TheDhamma wrote:We don't have caste in America or in Buddhism, so why do you feel you need to be in the military?
Just because your family was in the military for many generations? That is not anything unusual. In the past, most everyone served at least a few years in the military, or even as a career. Why not do what you like to do or what you have an aptitude to do?
appicchato wrote:Hi Individual,
Personally speaking, I'm not really sold on the idea of destiny (and this seems to be what you're basing your choice(s) on)...if I were asked, I'd suggest taking a closer look at the concept...be that as it may, I wish you success in your endeavors...
jcsuperstar wrote:i come from a marine family... but i desided that if i was to shave my heaad and and wear a uniform, it would be safforn robes not dress blues... you inherit your kamma like you inherit a house... burn that baby down!

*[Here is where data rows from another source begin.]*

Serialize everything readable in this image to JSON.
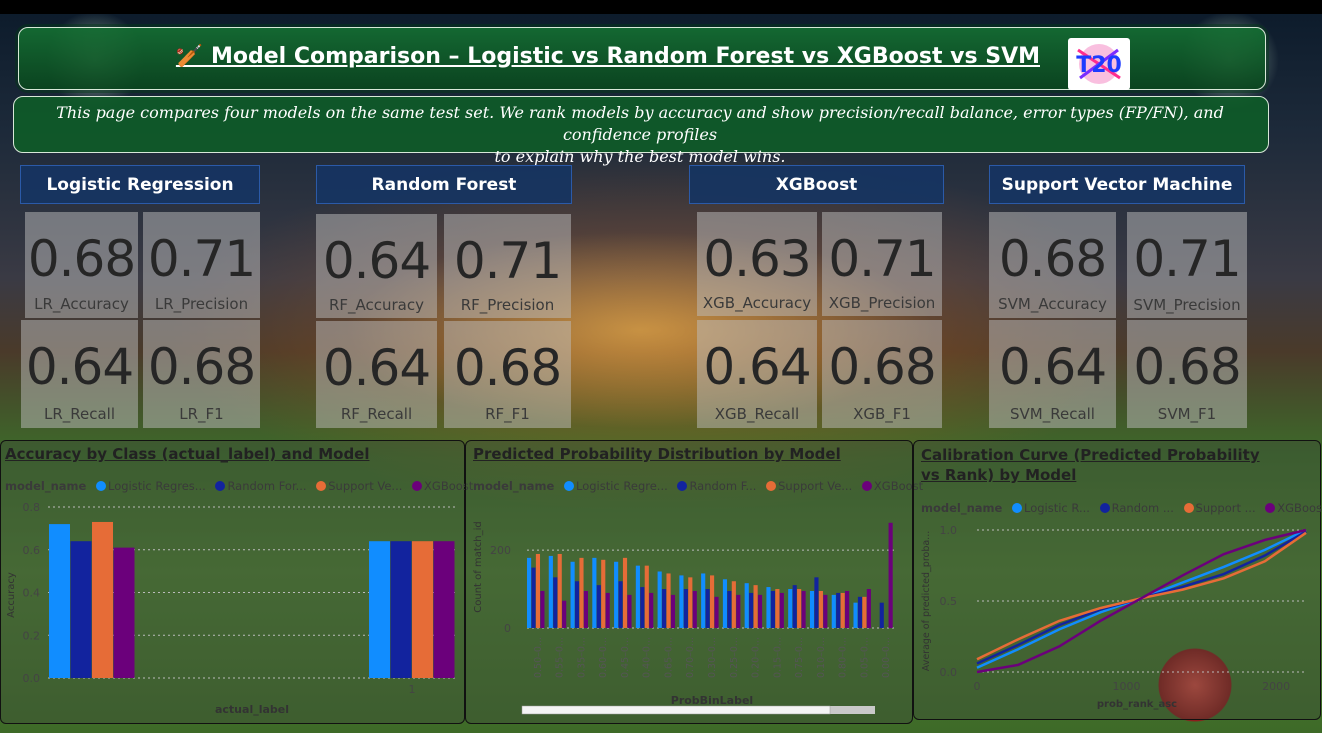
{
  "header": {
    "title": "🏏 Model Comparison – Logistic vs Random Forest vs XGBoost vs SVM"
  },
  "description": {
    "line1": "This page compares four models on the same test set. We rank models by accuracy and show precision/recall balance, error types (FP/FN), and confidence profiles",
    "line2": "to explain why the best model wins."
  },
  "models": [
    {
      "name": "Logistic Regression",
      "cards": [
        {
          "value": "0.68",
          "label": "LR_Accuracy"
        },
        {
          "value": "0.71",
          "label": "LR_Precision"
        },
        {
          "value": "0.64",
          "label": "LR_Recall"
        },
        {
          "value": "0.68",
          "label": "LR_F1"
        }
      ]
    },
    {
      "name": "Random Forest",
      "cards": [
        {
          "value": "0.64",
          "label": "RF_Accuracy"
        },
        {
          "value": "0.71",
          "label": "RF_Precision"
        },
        {
          "value": "0.64",
          "label": "RF_Recall"
        },
        {
          "value": "0.68",
          "label": "RF_F1"
        }
      ]
    },
    {
      "name": "XGBoost",
      "cards": [
        {
          "value": "0.63",
          "label": "XGB_Accuracy"
        },
        {
          "value": "0.71",
          "label": "XGB_Precision"
        },
        {
          "value": "0.64",
          "label": "XGB_Recall"
        },
        {
          "value": "0.68",
          "label": "XGB_F1"
        }
      ]
    },
    {
      "name": "Support Vector Machine",
      "cards": [
        {
          "value": "0.68",
          "label": "SVM_Accuracy"
        },
        {
          "value": "0.71",
          "label": "SVM_Precision"
        },
        {
          "value": "0.64",
          "label": "SVM_Recall"
        },
        {
          "value": "0.68",
          "label": "SVM_F1"
        }
      ]
    }
  ],
  "colors": {
    "logistic": "#118dff",
    "random_forest": "#12239e",
    "support_vector": "#e66c37",
    "xgboost": "#6b007b"
  },
  "chart_data": [
    {
      "type": "bar",
      "title": "Accuracy by Class (actual_label) and Model",
      "legend_title": "model_name",
      "legend_labels": [
        "Logistic Regres...",
        "Random For...",
        "Support Ve...",
        "XGBoost"
      ],
      "xlabel": "actual_label",
      "ylabel": "Accuracy",
      "categories": [
        "0",
        "1"
      ],
      "category_labels": [
        "",
        "1"
      ],
      "yticks": [
        "0.0",
        "0.2",
        "0.4",
        "0.6",
        "0.8"
      ],
      "ylim": [
        0,
        0.8
      ],
      "series": [
        {
          "name": "Logistic Regression",
          "values": [
            0.72,
            0.64
          ]
        },
        {
          "name": "Random Forest",
          "values": [
            0.64,
            0.64
          ]
        },
        {
          "name": "Support Vector Machine",
          "values": [
            0.73,
            0.64
          ]
        },
        {
          "name": "XGBoost",
          "values": [
            0.61,
            0.64
          ]
        }
      ]
    },
    {
      "type": "bar",
      "title": "Predicted Probability Distribution by Model",
      "legend_title": "model_name",
      "legend_labels": [
        "Logistic Regre...",
        "Random F...",
        "Support Ve...",
        "XGBoost"
      ],
      "xlabel": "ProbBinLabel",
      "ylabel": "Count of match_id",
      "yticks": [
        "0",
        "200"
      ],
      "ylim": [
        0,
        290
      ],
      "categories": [
        "0.50–0...",
        "0.55–0...",
        "0.35–0...",
        "0.60–0...",
        "0.45–0...",
        "0.40–0...",
        "0.65–0...",
        "0.70–0...",
        "0.30–0...",
        "0.25–0...",
        "0.20–0...",
        "0.15–0...",
        "0.75–0...",
        "0.10–0...",
        "0.80–0...",
        "0.05–0...",
        "0.00–0..."
      ],
      "series": [
        {
          "name": "Logistic Regression",
          "values": [
            180,
            185,
            170,
            180,
            170,
            160,
            145,
            135,
            140,
            125,
            115,
            105,
            100,
            95,
            85,
            65,
            0
          ]
        },
        {
          "name": "Random Forest",
          "values": [
            155,
            130,
            120,
            110,
            120,
            105,
            100,
            100,
            100,
            95,
            90,
            95,
            110,
            130,
            90,
            80,
            65
          ]
        },
        {
          "name": "Support Vector Machine",
          "values": [
            190,
            190,
            180,
            175,
            180,
            160,
            140,
            130,
            135,
            120,
            110,
            100,
            100,
            95,
            90,
            80,
            0
          ]
        },
        {
          "name": "XGBoost",
          "values": [
            95,
            70,
            95,
            90,
            85,
            90,
            85,
            95,
            80,
            85,
            85,
            90,
            95,
            85,
            95,
            100,
            270
          ]
        }
      ]
    },
    {
      "type": "line",
      "title": "Calibration Curve (Predicted Probability vs Rank) by Model",
      "title_line1": "Calibration Curve (Predicted Probability",
      "title_line2": "vs Rank) by Model",
      "legend_title": "model_name",
      "legend_labels": [
        "Logistic R...",
        "Random ...",
        "Support ...",
        "XGBoost"
      ],
      "xlabel": "prob_rank_asc",
      "ylabel": "Average of predicted_proba...",
      "xticks": [
        "0",
        "1000",
        "2000"
      ],
      "yticks": [
        "0.0",
        "0.5",
        "1.0"
      ],
      "xlim": [
        0,
        2200
      ],
      "ylim": [
        0,
        1
      ],
      "series": [
        {
          "name": "Logistic Regression",
          "x": [
            0,
            275,
            550,
            825,
            1100,
            1375,
            1650,
            1925,
            2200
          ],
          "y": [
            0.03,
            0.16,
            0.3,
            0.42,
            0.52,
            0.63,
            0.74,
            0.86,
            1.0
          ]
        },
        {
          "name": "Random Forest",
          "x": [
            0,
            275,
            550,
            825,
            1100,
            1375,
            1650,
            1925,
            2200
          ],
          "y": [
            0.06,
            0.19,
            0.33,
            0.44,
            0.52,
            0.6,
            0.69,
            0.82,
            0.99
          ]
        },
        {
          "name": "Support Vector Machine",
          "x": [
            0,
            275,
            550,
            825,
            1100,
            1375,
            1650,
            1925,
            2200
          ],
          "y": [
            0.09,
            0.23,
            0.36,
            0.45,
            0.52,
            0.58,
            0.66,
            0.78,
            0.98
          ]
        },
        {
          "name": "XGBoost",
          "x": [
            0,
            275,
            550,
            825,
            1100,
            1375,
            1650,
            1925,
            2200
          ],
          "y": [
            0.0,
            0.05,
            0.18,
            0.36,
            0.52,
            0.68,
            0.83,
            0.93,
            1.0
          ]
        }
      ]
    }
  ]
}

Individual wrote:but if I serve well in the military (and it is doubtful I would kill anyone), then that would be good preparation for me being a Buddhist monk, or whatever else I might choose to be later in life.
zavk wrote:Hi Individual and other friends,
I grew up in Singapore which has conscription and I have actually served 2.5 years in the military. I was in a combat unit -- did the lot, fired guns, lobbed grenades, dug trenches, etc, etc.
So what are my views about a military career?
The military will do it what it can to mold its personnel into a particular worldview. Whilst it is true that one gets a lot of physical training and exercise in the military, I'd say its primary aim with regards to personnel is to put the individual through a thorough process of subjectification. In other words, all military activities are in the end, concerned with shaping the mind. This is of course necessary, especially if one is in a combat unit.
Now, people often ask me if I benefited from my stint in the army. I usually say that I absolutely detest the constant indoctrination that goes on as well as the fixation with power in some people of position. I do not agree that one has to enter the military to build 'character' for I do not think that subjectifying someone to a certain view is 'character-building'.
Having said that, when I think back to my time in the army, I'm still surprise at how much I was able to endure. I am still surprise at how much sh*t I could take, how much I could achieve when I set my mind to it. I really learned about the power of effort and determination.
So, in terms of your question about whether military experience would prepare you to be a monk or not: I think it might help you insofar as you would be learning much about effort, determination and discipline. BUT the military isn't the only place where you can cultivate those qualities. The kind of discipline promoted in the military is of a specific kind, for a specific purpose.
Having said all that, please keep in mind that my stint in the military was NOT voluntary. So I think it won't surprise you that I don't feel too positive about it. The only thing I really appreciated about it was that it made me VERY VERY FIT and well, erm, I did look pretty darn fit too.
Individual wrote:if I serve well in the military (and it is doubtful I would kill anyone)
nathan wrote:I say this in compassion because I know far fewer people in the free world, since the last war, who have not had a hit from the bong, FIRST. Stop that.
Individual wrote:nathan wrote:I say this in compassion because I know far fewer people in the free world, since the last war, who have not had a hit from the bong, FIRST. Stop that.
That was dealt with several months ago.